12 (héb. 12a-o) Plus héb. Ms.B insère ici un psaume de louange de quinze versets. 

Propositions de lecture

12 (héb. 12a-o) Psaume authentique ? Quoi qu’il en soit de son origine incertaine (Critique textuelle Si 51,12), ce psaume, à la place que lui confère le manuscrit, pourrait constituer la louange que Ben Sira avait annoncée au v.12cd : il y a pleinement son sens, rejoignant la structure traditionnelle de l’action de grâces qui finit par l’action de grâces proprement dite (Genres littéraires Si 51,1–12). Son attribution à Ben Sira est discutée. Sa facture et nombre de ses expressions sont empruntés aux Psaumes : Intertextualité biblique Si 51,12.

Grammaire

12 car (héb. 12a-n) Explication ou exclamation ? Selon l’interprétation donnée à la conjonction ,

  • soit la motivation de la louange (« car »),
  • soit une exclamation (« Rendez grâce au Seigneur : éternel est son amour ! »), peut-être l’équivalent de « oui ».
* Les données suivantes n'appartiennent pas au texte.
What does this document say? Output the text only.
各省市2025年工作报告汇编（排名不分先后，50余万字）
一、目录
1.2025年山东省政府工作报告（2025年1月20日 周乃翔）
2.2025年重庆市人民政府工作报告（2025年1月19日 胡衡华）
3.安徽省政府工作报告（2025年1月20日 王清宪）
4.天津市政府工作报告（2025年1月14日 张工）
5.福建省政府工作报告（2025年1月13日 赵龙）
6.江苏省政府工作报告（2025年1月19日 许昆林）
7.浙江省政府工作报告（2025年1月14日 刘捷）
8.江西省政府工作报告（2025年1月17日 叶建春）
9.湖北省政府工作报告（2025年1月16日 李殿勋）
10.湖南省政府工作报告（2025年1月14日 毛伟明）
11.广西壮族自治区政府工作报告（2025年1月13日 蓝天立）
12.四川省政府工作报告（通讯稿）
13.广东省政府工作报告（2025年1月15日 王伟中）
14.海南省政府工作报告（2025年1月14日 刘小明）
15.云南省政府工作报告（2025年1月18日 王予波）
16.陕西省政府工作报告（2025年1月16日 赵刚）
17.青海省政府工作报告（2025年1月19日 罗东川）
12 gloire à tous ses fidèles (héb. 12o) Apposition ou objet direct ? ms.B : thlh lkl ḥsydyw. Autre traduction possible : « la gloire de tous ses fidèles », comme 2e complément du verbe « il élève » (et non comme apposition du substantif « corne »). Intertextualité biblique Si 51,12 (héb. 12o)

Réception

Intertextualité biblique

12 (héb. 12a-o) Centon des Ps 132 et Ps 136

  • Le Ps 136 donne la forme littéraire à notre psaume : chaque premier stique est suivi de la même explication/exclamation (Grammaire Si 51,12 [héb. 12a-n]) : « car pour toujours est son amour ».
  • Le Ps 132 en donne une partie de la matière. Ce psaume évoque David (Ps 132,1.10-11 ; cf. v.12h), le puissant de Jacob (Ps 132,2.5 ; cf. v.12l), les prêtres revêtus de justice (Ps 132,9 ; cf. v.12i), le Seigneur qui a fait choix de Sion (Ps 132,13 ; cf. v.12m) et fera pousser la corne de David (Ps 132,17 ; cf. v.12h, o) et les fidèles du Seigneur (Ps 132,16 ; cf. v.12o). Autant de traits présents dans ce psaume, au mot près.

Texte

Procédés littéraires

12 (héb. 12c-i et m) Parallélisme étendu Construction parallèle dans 8 versets : préposition l- + une participe (celui qui garde, qui façonne, qui rachète, qui rassemble, qui bâtit, qui fait pousser, qui choisit [2x]).

Réception

Intertextualité biblique

12 roi des rois des rois (héb. 12n) Titre divin Dans la Bible, Dieu est « roi » (Si 50,15 ; Ps 98,6 ; 145,1), « roi de gloire » (Ps 24,7-10) et « grand roi » (Ps 47,3). Selon Dt 10,17, Dieu est « le Dieu des dieux, le Seigneur des seigneurs » (’ĕlōhé hā’ĕlōhîm wa’ădoné hā’ădōnîm). Nabuchodonosor II est déclaré « roi des rois » (Ez 26,7). Tradition juive Si 51,12 (héb. 12n)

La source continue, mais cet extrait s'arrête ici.